A succesful test will show the completed run of the test WordCount program

Hadoop main commands

Users can interact with Hadoop via command and subcommand. The primary command to interact with Hadoop is hdfs. A subcommand related to file system operations is dfs. Entering these commands without parameters will give you the usage.

$ hdfs
$ hdfs dfs

Specifying configuration location

We need to specify the location of the configuration files for our hadoop cluster. This can be done by setting the HDAOOP_CONF_DIR environment variable.

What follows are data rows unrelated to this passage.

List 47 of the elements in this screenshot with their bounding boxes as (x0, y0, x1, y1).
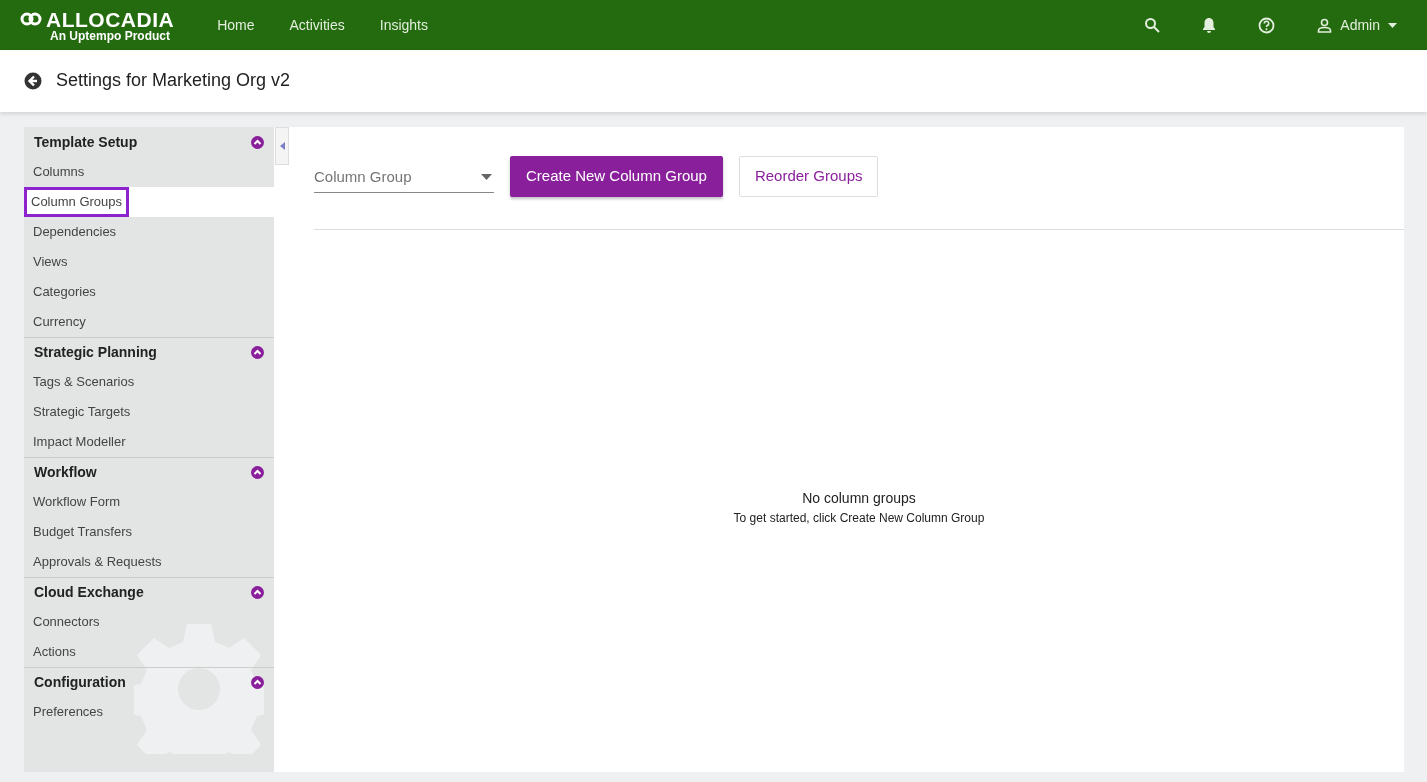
caret-left-icon (279, 142, 285, 150)
section-title: Strategic Planning (34, 343, 157, 362)
sidebar-item[interactable]: Impact Modeller (30, 432, 129, 452)
brand-tagline: An Uptempo Product (50, 29, 171, 42)
caret-icon (1388, 22, 1397, 28)
collapse-chevron-icon[interactable] (251, 466, 264, 479)
sidebar-item[interactable]: Columns (30, 162, 88, 182)
sidebar-item[interactable]: Currency (30, 312, 89, 332)
sidebar-item[interactable]: Connectors (30, 612, 103, 632)
sidebar-item[interactable]: Column Groups (24, 187, 130, 217)
sidebar-item[interactable]: Dependencies (30, 222, 120, 242)
create-group-button[interactable]: Create New Column Group (510, 156, 723, 197)
sidebar-item[interactable]: Tags & Scenarios (30, 372, 138, 392)
nav-link[interactable]: Insights (379, 14, 428, 36)
collapse-chevron-icon[interactable] (251, 135, 264, 149)
section-title: Cloud Exchange (34, 583, 144, 602)
logo-icon (20, 11, 42, 27)
sidebar-item[interactable]: Actions (30, 642, 79, 662)
user-menu[interactable]: Admin (1317, 14, 1397, 36)
sidebar-item[interactable]: Approvals & Requests (30, 552, 165, 572)
collapse-sidebar-button[interactable] (275, 127, 289, 165)
sidebar-item[interactable]: Workflow Form (30, 492, 124, 512)
collapse-chevron-icon[interactable] (251, 346, 264, 359)
nav-link[interactable]: Activities (289, 14, 345, 36)
reorder-groups-button[interactable]: Reorder Groups (738, 156, 879, 197)
sidebar-item[interactable]: Budget Transfers (30, 522, 135, 542)
user-icon (1317, 17, 1333, 33)
empty-state-hint: To get started, click Create New Column Group (733, 509, 985, 527)
collapse-chevron-icon[interactable] (251, 676, 264, 689)
back-icon[interactable] (24, 72, 42, 90)
section-title: Workflow (34, 463, 97, 482)
sidebar-item[interactable]: Categories (30, 282, 99, 302)
empty-state-title: No column groups (802, 488, 916, 508)
brand-name: ALLOCADIA (46, 8, 175, 30)
bell-icon[interactable] (1202, 17, 1217, 33)
help-icon[interactable] (1258, 16, 1276, 34)
column-group-select[interactable]: Column Group (314, 159, 494, 193)
search-icon[interactable] (1144, 17, 1161, 33)
page-title: Settings for Marketing Org v2 (56, 70, 291, 92)
sidebar-item[interactable]: Preferences (30, 702, 107, 722)
collapse-chevron-icon[interactable] (251, 586, 264, 599)
sidebar-item[interactable]: Views (30, 252, 71, 272)
section-title: Configuration (34, 673, 126, 692)
section-title: Template Setup (34, 132, 138, 152)
nav-link[interactable]: Home (217, 14, 255, 36)
sidebar-item[interactable]: Strategic Targets (30, 402, 134, 422)
dropdown-caret-icon (481, 173, 492, 180)
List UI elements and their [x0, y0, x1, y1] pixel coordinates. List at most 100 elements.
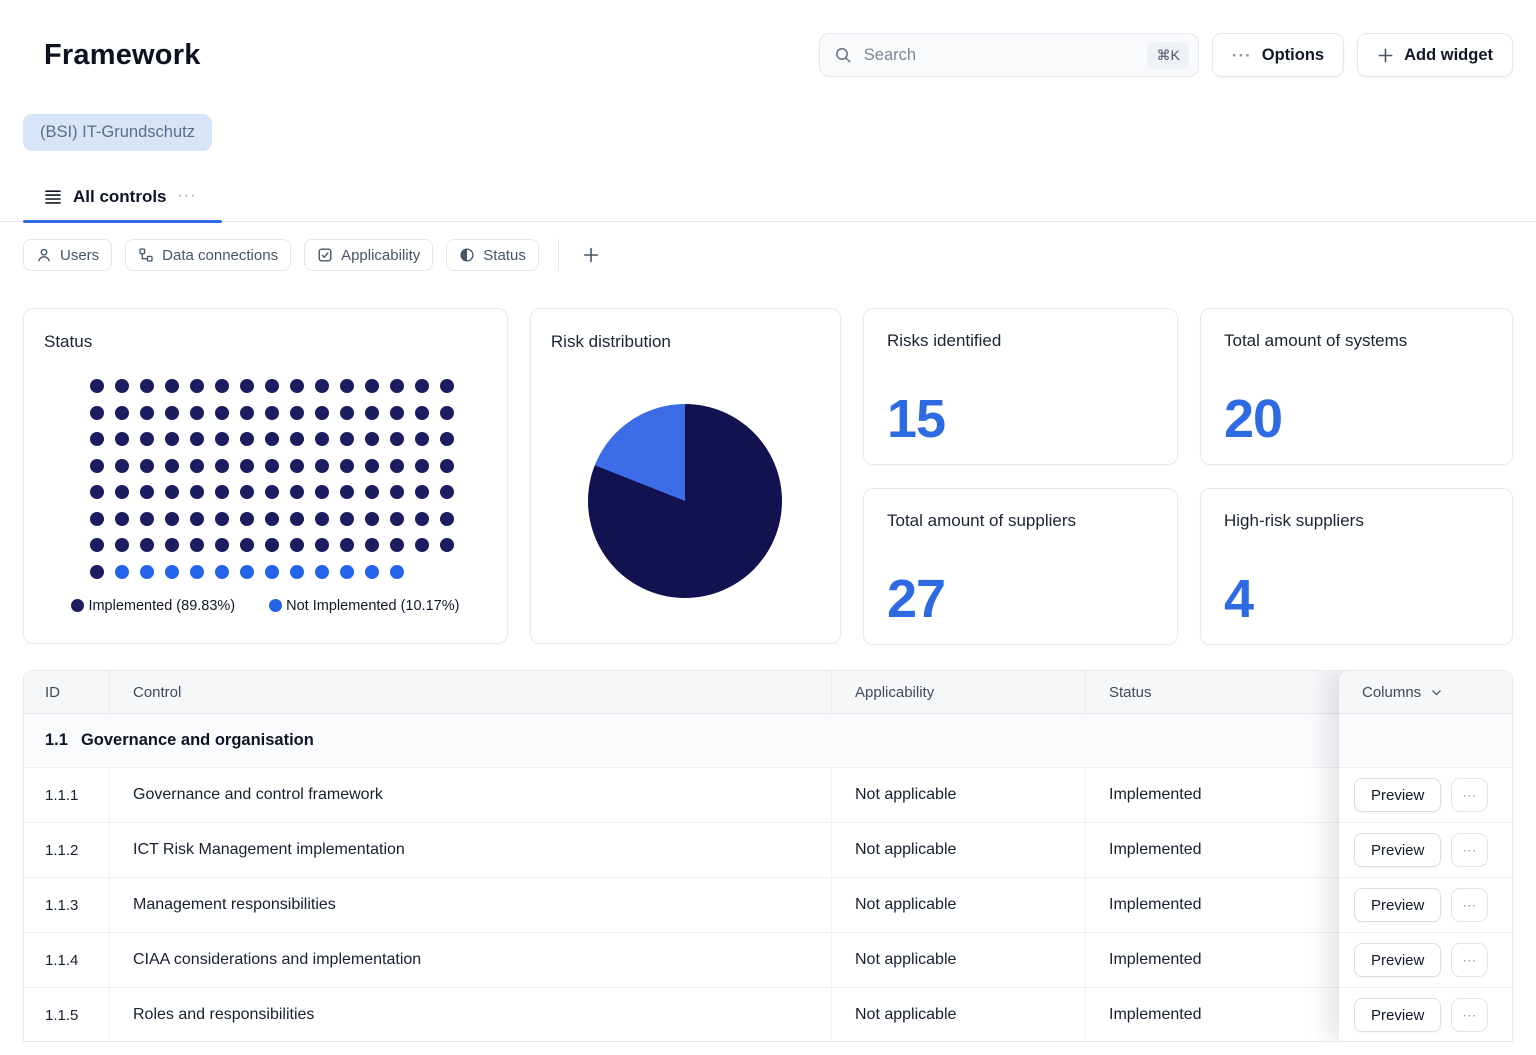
status-dot-implemented: [90, 538, 104, 552]
row-control-cell: Governance and control framework: [109, 768, 831, 822]
columns-panel-row: Preview ⋯: [1339, 933, 1512, 988]
checkbox-icon: [317, 247, 333, 263]
status-dot-implemented: [190, 379, 204, 393]
status-dot-implemented: [440, 485, 454, 499]
plus-icon: [1377, 47, 1394, 64]
status-dot-implemented: [215, 405, 229, 420]
row-more-button[interactable]: ⋯: [1451, 778, 1489, 812]
table-row[interactable]: 1.1.5 Roles and responsibilities Not appli…: [24, 988, 1512, 1041]
tab-all-controls[interactable]: All controls ···: [23, 187, 222, 223]
columns-panel-row: Preview ⋯: [1339, 768, 1512, 823]
row-more-button[interactable]: ⋯: [1451, 998, 1489, 1032]
status-dot-implemented: [215, 511, 229, 526]
table-row[interactable]: 1.1.3 Management responsibilities Not appl…: [24, 878, 1512, 933]
status-dot-implemented: [265, 405, 279, 420]
tab-all-controls-label: All controls: [73, 187, 167, 206]
status-dot-implemented: [115, 432, 129, 446]
filter-chip-data-connections[interactable]: Data connections: [125, 239, 292, 271]
table-section-row[interactable]: 1.1 Governance and organisation: [24, 714, 1512, 768]
row-status-cell: Implemented: [1085, 878, 1341, 932]
total-suppliers-widget: Total amount of suppliers 27: [863, 488, 1178, 645]
filter-chip-label: Data connections: [162, 246, 279, 264]
row-more-button[interactable]: ⋯: [1451, 888, 1489, 922]
status-dot-implemented: [90, 405, 104, 420]
status-dot-implemented: [240, 405, 254, 420]
row-control-cell: Roles and responsibilities: [109, 988, 831, 1041]
status-dot-not-implemented: [240, 564, 254, 579]
section-title: Governance and organisation: [80, 731, 314, 749]
filter-chip-users[interactable]: Users: [23, 239, 113, 271]
status-dot-implemented: [190, 538, 204, 552]
risk-distribution-title: Risk distribution: [550, 332, 671, 351]
add-filter-button[interactable]: [578, 246, 604, 264]
status-dot-implemented: [240, 379, 254, 393]
column-header-control[interactable]: Control: [109, 671, 831, 713]
status-dot-implemented: [115, 538, 129, 552]
status-dot-implemented: [215, 379, 229, 393]
status-dot-implemented: [390, 432, 404, 446]
filter-chip-label: Status: [483, 246, 526, 264]
status-dot-implemented: [140, 379, 154, 393]
preview-button[interactable]: Preview: [1354, 833, 1442, 867]
controls-table: ID Control Applicability Status 1.1 Gove…: [23, 670, 1513, 1042]
status-dot-implemented: [440, 511, 454, 526]
filter-chip-status[interactable]: Status: [446, 239, 539, 271]
status-dot-implemented: [140, 405, 154, 420]
table-row[interactable]: 1.1.2 ICT Risk Management implementation N…: [24, 823, 1512, 878]
preview-button[interactable]: Preview: [1354, 888, 1442, 922]
status-dot-implemented: [315, 458, 329, 473]
column-header-applicability[interactable]: Applicability: [831, 671, 1085, 713]
status-widget: Status Implemented (89.83%) Not Implement…: [23, 308, 508, 644]
row-id-cell: 1.1.1: [45, 786, 79, 804]
filter-chip-applicability[interactable]: Applicability: [304, 239, 434, 271]
row-status-cell: Implemented: [1085, 988, 1341, 1041]
options-button[interactable]: ··· Options: [1211, 33, 1345, 77]
section-id: 1.1: [45, 731, 68, 749]
table-row[interactable]: 1.1.1 Governance and control framework Not…: [24, 768, 1512, 823]
status-dot-not-implemented: [165, 564, 179, 579]
status-dot-implemented: [440, 432, 454, 446]
status-dot-implemented: [290, 538, 304, 552]
status-dot-implemented: [365, 538, 379, 552]
status-dot-implemented: [315, 432, 329, 446]
row-id-cell: 1.1.4: [45, 951, 79, 969]
preview-button[interactable]: Preview: [1354, 998, 1442, 1032]
status-dot-implemented: [165, 405, 179, 420]
search-field[interactable]: [861, 44, 1138, 66]
columns-menu-button[interactable]: Columns: [1339, 671, 1512, 714]
add-widget-button[interactable]: Add widget: [1357, 33, 1513, 77]
status-dot-implemented: [390, 405, 404, 420]
framework-chip[interactable]: (BSI) IT-Grundschutz: [23, 114, 212, 151]
tab-menu-icon[interactable]: ···: [178, 187, 197, 207]
status-dot-implemented: [415, 405, 429, 420]
filter-divider: [557, 239, 559, 271]
status-dot-implemented: [140, 538, 154, 552]
status-dot-implemented: [140, 511, 154, 526]
status-dot-implemented: [265, 485, 279, 499]
preview-button[interactable]: Preview: [1354, 943, 1442, 977]
status-dot-implemented: [340, 458, 354, 473]
status-dot-implemented: [190, 458, 204, 473]
column-header-status[interactable]: Status: [1085, 671, 1341, 713]
status-dot-implemented: [140, 485, 154, 499]
status-dot-not-implemented: [390, 564, 404, 579]
status-dot-implemented: [215, 538, 229, 552]
stats-column-1: Risks identified 15 Total amount of supp…: [863, 308, 1178, 645]
status-dot-implemented: [190, 511, 204, 526]
status-dot-implemented: [140, 458, 154, 473]
row-more-button[interactable]: ⋯: [1451, 943, 1489, 977]
table-row[interactable]: 1.1.4 CIAA considerations and implementat…: [24, 933, 1512, 988]
legend-label: Implemented (89.83%): [88, 597, 236, 614]
columns-panel-rows: Preview ⋯ Preview ⋯ Preview ⋯ Preview ⋯ Preview ⋯: [1339, 768, 1512, 1041]
status-dot-implemented: [290, 511, 304, 526]
filter-chip-label: Users: [60, 246, 100, 264]
preview-button[interactable]: Preview: [1354, 778, 1442, 812]
status-dot-implemented: [315, 511, 329, 526]
status-dot-implemented: [115, 511, 129, 526]
search-input[interactable]: ⌘K: [818, 33, 1199, 77]
column-header-id[interactable]: ID: [24, 671, 109, 713]
columns-panel-section-spacer: [1339, 714, 1512, 768]
row-more-button[interactable]: ⋯: [1451, 833, 1489, 867]
total-suppliers-title: Total amount of suppliers: [887, 511, 1076, 530]
status-dot-implemented: [90, 511, 104, 526]
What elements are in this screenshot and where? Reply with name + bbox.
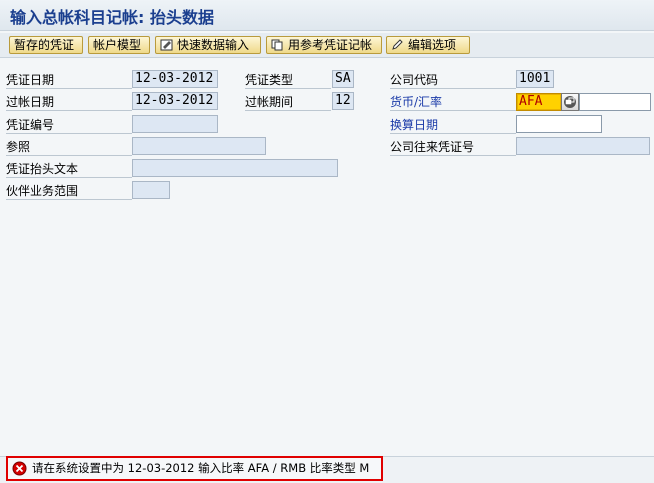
- title-bar: 输入总帐科目记帐: 抬头数据: [0, 0, 654, 31]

$ export HADOOP_CONF_DIR="/home/$USER/hadoop_palmetto/config/"
$ hdfs dfs -mkdir /user/
$ hdfs dfs -mkdir /user/$USER
$ hdfs dfs -ls /user/
$ hdfs dfs -ls /user/$USER

Challenge: creating a directory

Create a directory named intro-to-hadoop inside your user directory on HDFS. Confirm that the directory was successfully created.

Solution:

$ hdfs dfs -mkdir /user/$USER/intro-to-hadoop
$ hdfs dfs -ls /user/$USER

Home directory on HDFS

In HDFS, the home directory is defaulted to be /user/$USER with $USER is your username.

$ hdfs dfs -ls /user/$USER
$ hdfs dfs -ls 
$ hdfs dfs -ls .

Uploading and downloading files

To upload data into HDFS, we use the subsubcommand put. To download data from HDFS, we use the subsubcommand get.

$ hdfs dfs -put /zfs/citi/complete-shakespeare.txt intro-to-hadoop/
$ hdfs dfs -ls intro-to-hadoop
$ hdfs dfs -head intro-to-hadoop/complete-shakespeare.txt
$ hdfs dfs -get intro-to-hadoop/complete-shakespeare.txt ~/shakespeare-complete.txt
$ head ~/shakespeare-complete.txt
$ diff /zfs/citi/complete-shakespeare.txt ~/shakespeare-complete.txt

Uploading and downloading directories

The put and get subsubcommands can also be used to move directories as well as individual files.

$ hdfs dfs -put /zfs/citi/movielens intro-to-hadoop/
$ hdfs dfs -ls intro-to-hadoop
$ hdfs dfs -ls intro-to-hadoop/movielens

Checking health status of files and directories in HDFS:

$ hdfs fsck intro-to-hadoop/ -files -blocks -locations

Key Points

  • HDFS provides an abstract of a file system. Terminal commands are needed for file movements.